Good vs. Evil Quotes
How we cite our quotes:
No, Cinderella, said the stepmother,
you have no clothes and cannot dance.
That's the way with stepmothers. (53-55)
Even after the lentils get (magically) picked up, Cinderella's request to go to the ball is denied by her stepmother. This time, it's for a reason that Cinderella can't fix (not without magic, anyway)—she only has raggedy clothes and she apparently can't dance well enough for a royal ball. Truly, Cinderella's stepmother is evil. This, incidentally, sets us up to be okay with all of Cinderella's supernatural help. We figure she deserves it after being so cruelly treated.
This time Cinderella fit into the shoe
like a love letter into its envelope. (93-94)
Good wins out! We knew it would (and so does the narrator—see the "which is no surprise" quote up in line 63). Cinderella triumphs in the end, marrying the prince, and living a royal life. Of course, we know that in this version, the "happily ever after" is ambiguous at best. But we still look for black-and-white scenarios in fairy tales. (Do you think we're conditioned to do this? Something to think about.) So, Cinderella fitting into the shoe is a classic example of good winning out over evil.
At the wedding ceremony
the two sisters came to curry favor
and the white dove pecked their eyes out.
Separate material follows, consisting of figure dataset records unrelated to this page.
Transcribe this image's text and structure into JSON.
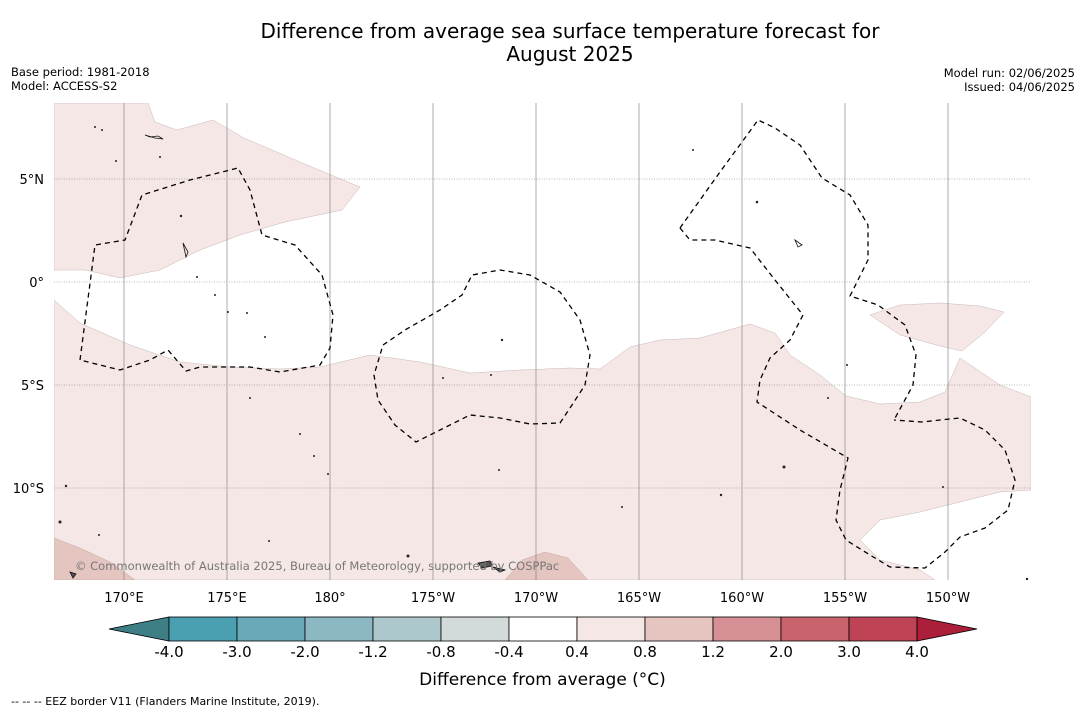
{
  "title": {
    "line1": "Difference from average sea surface temperature forecast for",
    "line2": "August 2025"
  },
  "meta_left": {
    "base_period": "Base period: 1981-2018",
    "model": "Model: ACCESS-S2"
  },
  "meta_right": {
    "model_run": "Model run: 02/06/2025",
    "issued": "Issued: 04/06/2025"
  },
  "map": {
    "lat_labels": [
      "5°N",
      "0°",
      "5°S",
      "10°S"
    ],
    "lon_labels": [
      "170°E",
      "175°E",
      "180°",
      "175°W",
      "170°W",
      "165°W",
      "160°W",
      "155°W",
      "150°W"
    ],
    "copyright": "© Commonwealth of Australia 2025, Bureau of Meteorology, supported by COSPPac",
    "colors": {
      "anomaly_0_4_to_0_8": "#f4e7e6",
      "anomaly_0_8_to_1_2": "#e4c5c0",
      "land": "#555555",
      "gridline": "#777777"
    }
  },
  "colorbar": {
    "ticks": [
      "-4.0",
      "-3.0",
      "-2.0",
      "-1.2",
      "-0.8",
      "-0.4",
      "0.4",
      "0.8",
      "1.2",
      "2.0",
      "3.0",
      "4.0"
    ],
    "colors": [
      "#3e7f86",
      "#4aa0b0",
      "#6aa9b8",
      "#8cb8c3",
      "#adc8cc",
      "#d2dada",
      "#ffffff",
      "#f4e7e6",
      "#e4c5c0",
      "#d68f95",
      "#c8636c",
      "#be4354",
      "#ab1f3a"
    ],
    "label": "Difference from average (°C)"
  },
  "footnote": "-- -- -- EEZ border V11 (Flanders Marine Institute, 2019)."
}
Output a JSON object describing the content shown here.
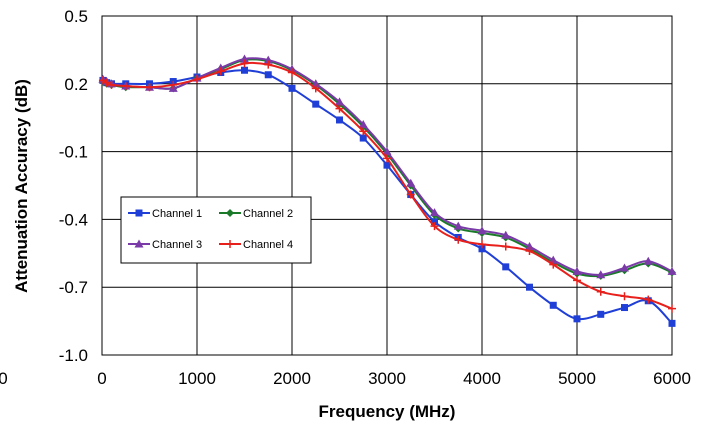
{
  "chart_data": {
    "type": "line",
    "xlabel": "Frequency (MHz)",
    "ylabel": "Attenuation Accuracy (dB)",
    "xlim": [
      0,
      6000
    ],
    "ylim": [
      -1.0,
      0.5
    ],
    "xticks": [
      0,
      1000,
      2000,
      3000,
      4000,
      5000,
      6000
    ],
    "xtick_labels": [
      "0",
      "1000",
      "2000",
      "3000",
      "4000",
      "5000",
      "6000"
    ],
    "yticks": [
      0.5,
      0.2,
      -0.1,
      -0.4,
      -0.7,
      -1.0
    ],
    "ytick_labels": [
      "0.5",
      "0.2",
      "-0.1",
      "-0.4",
      "-0.7",
      "-1.0"
    ],
    "left_clipped_label": "0",
    "grid": true,
    "legend_position": "center-left",
    "series": [
      {
        "name": "Channel 1",
        "color": "#1f3fd6",
        "marker": "square",
        "x": [
          10,
          50,
          100,
          250,
          500,
          750,
          1000,
          1250,
          1500,
          1750,
          2000,
          2250,
          2500,
          2750,
          3000,
          3250,
          3500,
          3750,
          4000,
          4250,
          4500,
          4750,
          5000,
          5250,
          5500,
          5750,
          6000
        ],
        "y": [
          0.215,
          0.205,
          0.2,
          0.2,
          0.2,
          0.21,
          0.23,
          0.25,
          0.26,
          0.24,
          0.18,
          0.11,
          0.04,
          -0.04,
          -0.16,
          -0.29,
          -0.41,
          -0.48,
          -0.53,
          -0.61,
          -0.7,
          -0.78,
          -0.84,
          -0.82,
          -0.79,
          -0.76,
          -0.86
        ]
      },
      {
        "name": "Channel 2",
        "color": "#1a7a2a",
        "marker": "diamond",
        "x": [
          10,
          50,
          100,
          250,
          500,
          750,
          1000,
          1250,
          1500,
          1750,
          2000,
          2250,
          2500,
          2750,
          3000,
          3250,
          3500,
          3750,
          4000,
          4250,
          4500,
          4750,
          5000,
          5250,
          5500,
          5750,
          6000
        ],
        "y": [
          0.21,
          0.2,
          0.195,
          0.185,
          0.185,
          0.18,
          0.225,
          0.265,
          0.305,
          0.3,
          0.26,
          0.195,
          0.11,
          0.01,
          -0.11,
          -0.25,
          -0.38,
          -0.44,
          -0.46,
          -0.48,
          -0.53,
          -0.59,
          -0.64,
          -0.65,
          -0.625,
          -0.595,
          -0.635
        ]
      },
      {
        "name": "Channel 3",
        "color": "#7a3aa8",
        "marker": "triangle",
        "x": [
          10,
          50,
          100,
          250,
          500,
          750,
          1000,
          1250,
          1500,
          1750,
          2000,
          2250,
          2500,
          2750,
          3000,
          3250,
          3500,
          3750,
          4000,
          4250,
          4500,
          4750,
          5000,
          5250,
          5500,
          5750,
          6000
        ],
        "y": [
          0.22,
          0.21,
          0.2,
          0.19,
          0.185,
          0.18,
          0.225,
          0.27,
          0.31,
          0.305,
          0.265,
          0.2,
          0.12,
          0.02,
          -0.1,
          -0.24,
          -0.37,
          -0.43,
          -0.45,
          -0.47,
          -0.52,
          -0.58,
          -0.63,
          -0.645,
          -0.615,
          -0.585,
          -0.63
        ]
      },
      {
        "name": "Channel 4",
        "color": "#e8201c",
        "marker": "plus",
        "x": [
          10,
          50,
          100,
          250,
          500,
          750,
          1000,
          1250,
          1500,
          1750,
          2000,
          2250,
          2500,
          2750,
          3000,
          3250,
          3500,
          3750,
          4000,
          4250,
          4500,
          4750,
          5000,
          5250,
          5500,
          5750,
          6000
        ],
        "y": [
          0.215,
          0.205,
          0.195,
          0.19,
          0.185,
          0.195,
          0.22,
          0.255,
          0.29,
          0.285,
          0.25,
          0.18,
          0.09,
          -0.01,
          -0.13,
          -0.29,
          -0.43,
          -0.49,
          -0.51,
          -0.52,
          -0.54,
          -0.6,
          -0.67,
          -0.72,
          -0.74,
          -0.755,
          -0.795
        ]
      }
    ]
  }
}
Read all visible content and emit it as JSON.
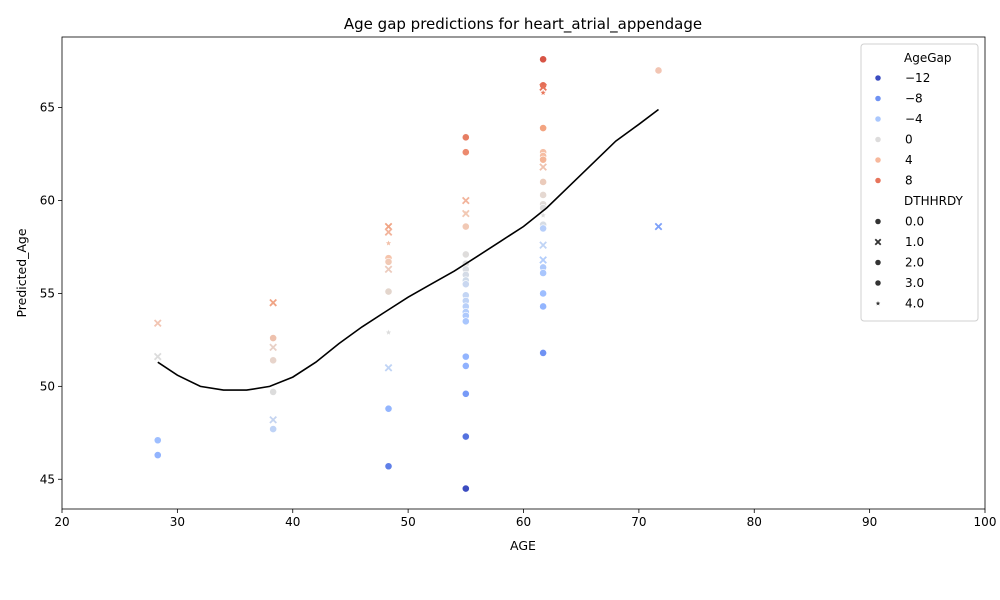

Two hollow spots were left
like soup spoons. (95-99)
Good winning out over evil in this story isn't enough. The evildoers must be punished, and punished they are, in a rather gory fashion. The white dove—usually a symbol of peace—gets revenge on the evil stepsisters by pecking out their eyes, leaving "hollow spots" (almost like a hollow heart, or maybe a hollow bank account).